New Jersey’s Republican Gov. Chris Christie called on Congress and the White House to push immigration reform on this year’s agenda, adding that they should take a cue from him on how to build a bipartisan consensus.

“The president and the Congress have to step up to the plate, they have to secure our borders, and they have to put forward a commonsense path to citizenship for people,” Christie said on ABC’s “This Week.”

While Christie stopped short of blaming Democrats or Republicans for the continued stalemate on immigration reform, he referenced his work with New Jersey Democrats in passing his state’s budget this year as proof that political parties could work across the aisle to reach agreeable solutions.

“If you want to lead and build consensus, you can, and it's on the obligation of those people in charge to build consensus,” he said.

Christie also pointed to his time as a U.S. attorney, saying the government didn’t have the adequate resources to deal with the plethora of immigration issues that New Jersey faced then, and until a bill is enacted, government will continue to suffer from the same shortcomings.

“States are going to struggle all over the country with this problem [until President Obama and Congress craft an immigration reform measure], and so is federal law enforcement, who doesn't have the resources to do it effectively,” Christie said.
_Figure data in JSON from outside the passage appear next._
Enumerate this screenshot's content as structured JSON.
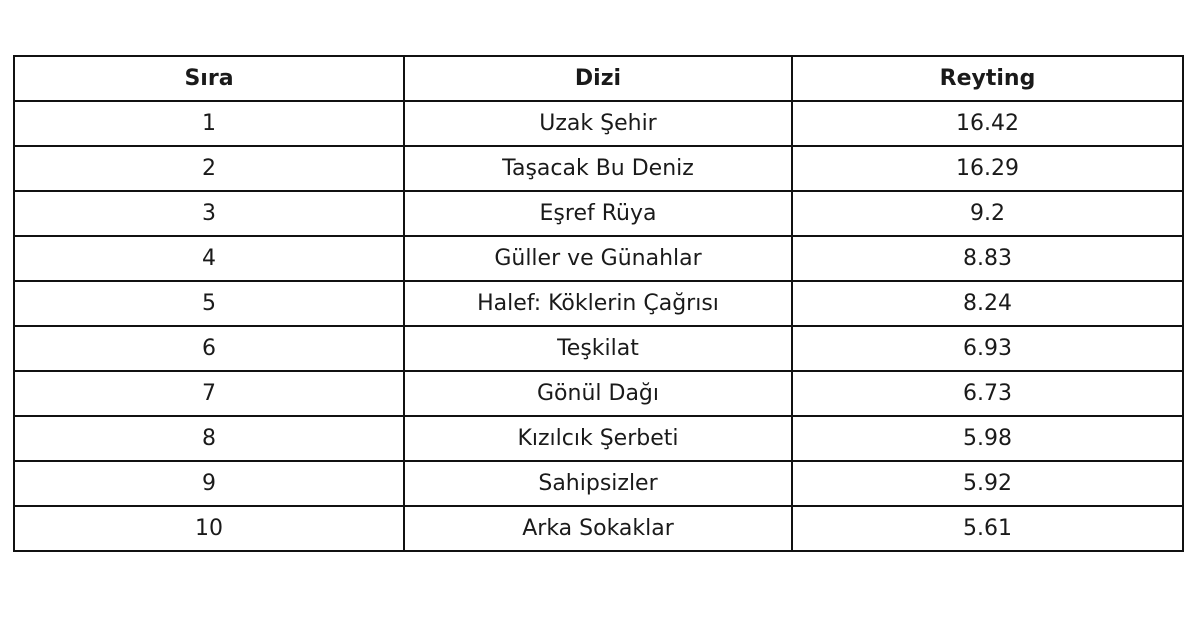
{
  "chart_data": {
    "type": "table",
    "columns": [
      "Sıra",
      "Dizi",
      "Reyting"
    ],
    "rows": [
      [
        "1",
        "Uzak Şehir",
        "16.42"
      ],
      [
        "2",
        "Taşacak Bu Deniz",
        "16.29"
      ],
      [
        "3",
        "Eşref Rüya",
        "9.2"
      ],
      [
        "4",
        "Güller ve Günahlar",
        "8.83"
      ],
      [
        "5",
        "Halef: Köklerin Çağrısı",
        "8.24"
      ],
      [
        "6",
        "Teşkilat",
        "6.93"
      ],
      [
        "7",
        "Gönül Dağı",
        "6.73"
      ],
      [
        "8",
        "Kızılcık Şerbeti",
        "5.98"
      ],
      [
        "9",
        "Sahipsizler",
        "5.92"
      ],
      [
        "10",
        "Arka Sokaklar",
        "5.61"
      ]
    ]
  }
}
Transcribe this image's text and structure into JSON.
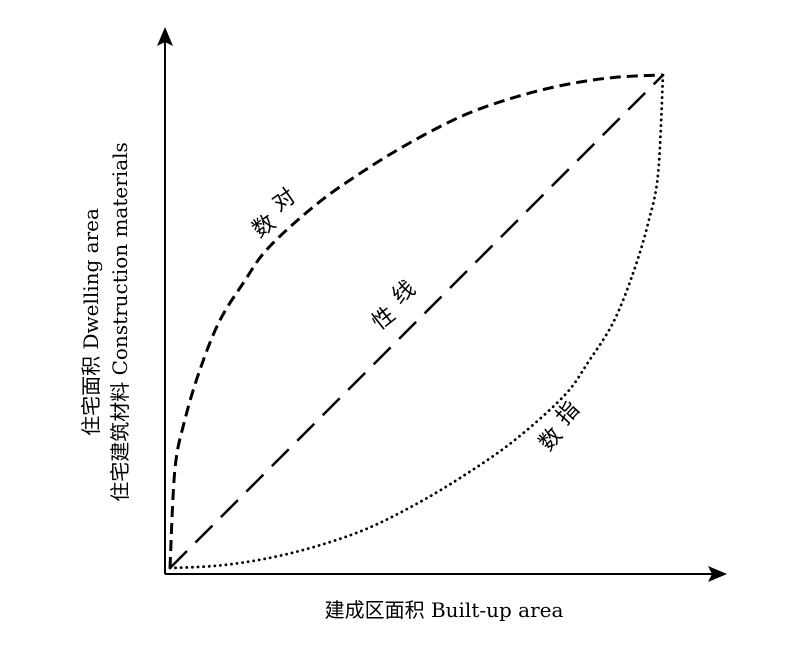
{
  "chart_data": {
    "type": "line",
    "xlabel": "建成区面积 Built-up area",
    "ylabel_lines": [
      "住宅面积 Dwelling area",
      "住宅建筑材料 Construction materials"
    ],
    "grid": false,
    "ticks": false,
    "xlim": [
      0,
      1
    ],
    "ylim": [
      0,
      1
    ],
    "series": [
      {
        "label_chars": [
          "对",
          "数"
        ],
        "style": "short-dash",
        "x": [
          0,
          0.01,
          0.03,
          0.06,
          0.1,
          0.15,
          0.2,
          0.3,
          0.4,
          0.5,
          0.6,
          0.7,
          0.8,
          0.9,
          1.0
        ],
        "y": [
          0,
          0.2,
          0.3,
          0.4,
          0.5,
          0.58,
          0.65,
          0.74,
          0.81,
          0.87,
          0.92,
          0.955,
          0.98,
          0.995,
          1.0
        ]
      },
      {
        "label_chars": [
          "线",
          "性"
        ],
        "style": "long-dash",
        "x": [
          0,
          1
        ],
        "y": [
          0,
          1
        ]
      },
      {
        "label_chars": [
          "指",
          "数"
        ],
        "style": "dotted",
        "x": [
          0,
          0.1,
          0.2,
          0.3,
          0.4,
          0.5,
          0.6,
          0.7,
          0.8,
          0.85,
          0.9,
          0.94,
          0.97,
          0.99,
          1.0
        ],
        "y": [
          0,
          0.005,
          0.02,
          0.045,
          0.08,
          0.13,
          0.19,
          0.26,
          0.35,
          0.42,
          0.5,
          0.6,
          0.7,
          0.8,
          1.0
        ]
      }
    ]
  }
}
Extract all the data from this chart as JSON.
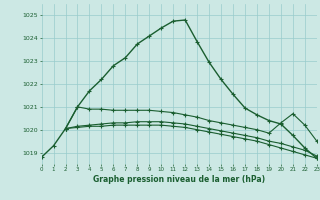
{
  "background_color": "#cce8e4",
  "grid_color": "#99cccc",
  "line_color": "#1a5e30",
  "title": "Graphe pression niveau de la mer (hPa)",
  "xlim": [
    0,
    23
  ],
  "ylim": [
    1018.5,
    1025.5
  ],
  "yticks": [
    1019,
    1020,
    1021,
    1022,
    1023,
    1024,
    1025
  ],
  "xticks": [
    0,
    1,
    2,
    3,
    4,
    5,
    6,
    7,
    8,
    9,
    10,
    11,
    12,
    13,
    14,
    15,
    16,
    17,
    18,
    19,
    20,
    21,
    22,
    23
  ],
  "series": [
    {
      "x": [
        0,
        1,
        2,
        3,
        4,
        5,
        6,
        7,
        8,
        9,
        10,
        11,
        12,
        13,
        14,
        15,
        16,
        17,
        18,
        19,
        20,
        21,
        22,
        23
      ],
      "y": [
        1018.8,
        1019.3,
        1020.05,
        1021.0,
        1021.7,
        1022.2,
        1022.8,
        1023.15,
        1023.75,
        1024.1,
        1024.45,
        1024.75,
        1024.8,
        1023.85,
        1022.95,
        1022.2,
        1021.55,
        1020.95,
        1020.65,
        1020.4,
        1020.25,
        1019.75,
        1019.2,
        1018.75
      ],
      "style": "-",
      "marker": "+",
      "lw": 1.0,
      "ms": 3.5
    },
    {
      "x": [
        2,
        3,
        4,
        5,
        6,
        7,
        8,
        9,
        10,
        11,
        12,
        13,
        14,
        15,
        16,
        17,
        18,
        19,
        20,
        21,
        22,
        23
      ],
      "y": [
        1020.05,
        1021.0,
        1020.9,
        1020.9,
        1020.85,
        1020.85,
        1020.85,
        1020.85,
        1020.8,
        1020.75,
        1020.65,
        1020.55,
        1020.4,
        1020.3,
        1020.2,
        1020.1,
        1020.0,
        1019.85,
        1020.3,
        1020.7,
        1020.2,
        1019.5
      ],
      "style": "-",
      "marker": "+",
      "lw": 0.8,
      "ms": 3.0
    },
    {
      "x": [
        2,
        3,
        4,
        5,
        6,
        7,
        8,
        9,
        10,
        11,
        12,
        13,
        14,
        15,
        16,
        17,
        18,
        19,
        20,
        21,
        22,
        23
      ],
      "y": [
        1020.05,
        1020.15,
        1020.2,
        1020.25,
        1020.3,
        1020.3,
        1020.35,
        1020.35,
        1020.35,
        1020.3,
        1020.25,
        1020.15,
        1020.05,
        1019.95,
        1019.85,
        1019.75,
        1019.65,
        1019.5,
        1019.4,
        1019.25,
        1019.1,
        1018.85
      ],
      "style": "-",
      "marker": "+",
      "lw": 0.8,
      "ms": 3.0
    },
    {
      "x": [
        2,
        3,
        4,
        5,
        6,
        7,
        8,
        9,
        10,
        11,
        12,
        13,
        14,
        15,
        16,
        17,
        18,
        19,
        20,
        21,
        22,
        23
      ],
      "y": [
        1020.05,
        1020.1,
        1020.15,
        1020.15,
        1020.2,
        1020.2,
        1020.2,
        1020.2,
        1020.2,
        1020.15,
        1020.1,
        1020.0,
        1019.9,
        1019.8,
        1019.7,
        1019.6,
        1019.5,
        1019.35,
        1019.2,
        1019.05,
        1018.9,
        1018.75
      ],
      "style": "-",
      "marker": "+",
      "lw": 0.8,
      "ms": 3.0
    }
  ]
}
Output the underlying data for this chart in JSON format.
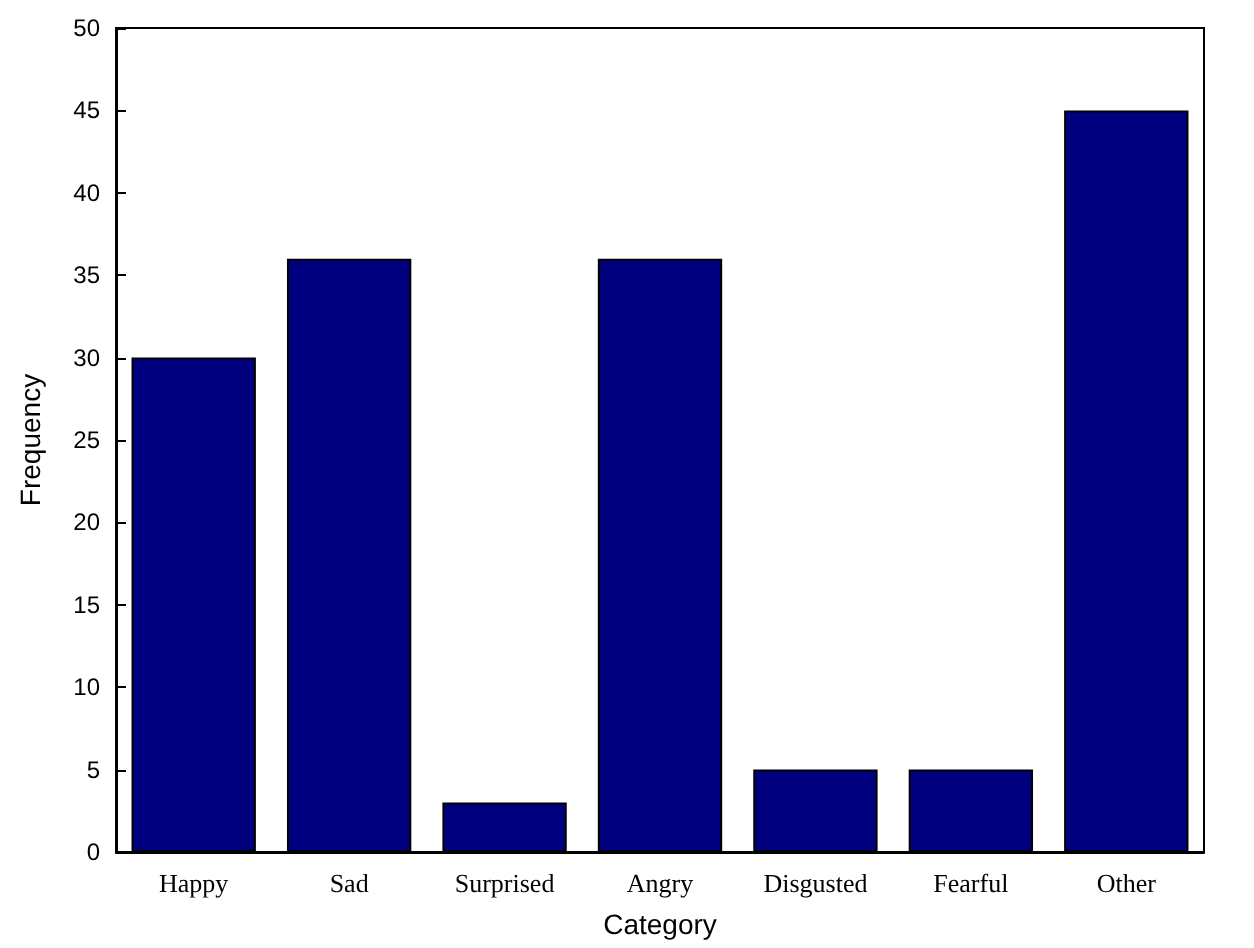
{
  "chart_data": {
    "type": "bar",
    "xlabel": "Category",
    "ylabel": "Frequency",
    "categories": [
      "Happy",
      "Sad",
      "Surprised",
      "Angry",
      "Disgusted",
      "Fearful",
      "Other"
    ],
    "values": [
      30,
      36,
      3,
      36,
      5,
      5,
      45
    ],
    "color": "#00007f",
    "ylim": [
      0,
      50
    ],
    "yticks": [
      0,
      5,
      10,
      15,
      20,
      25,
      30,
      35,
      40,
      45,
      50
    ],
    "grid": false
  }
}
On a separate topic, Christie said New Jersey was still on the fence about whether it would join a growing lawsuit against the federal government claiming that the soon-to-be enacted individual mandate to provide healthcare insurance is unconstitutional.

“I have both my attorney general and my commissioner of health studying two things: First, what are the chances of succeeding in the lawsuit? Because with limited resources in New Jersey, I'm not going to throw good money after bad,” he said. “And, secondly, what's the effect of this 2,000-page bill going to be on the people of New Jersey? When I get answers back from them, I'll make a decision.”

About 20 states have filed lawsuits against the federal government so far, pushing to nix the individual mandate.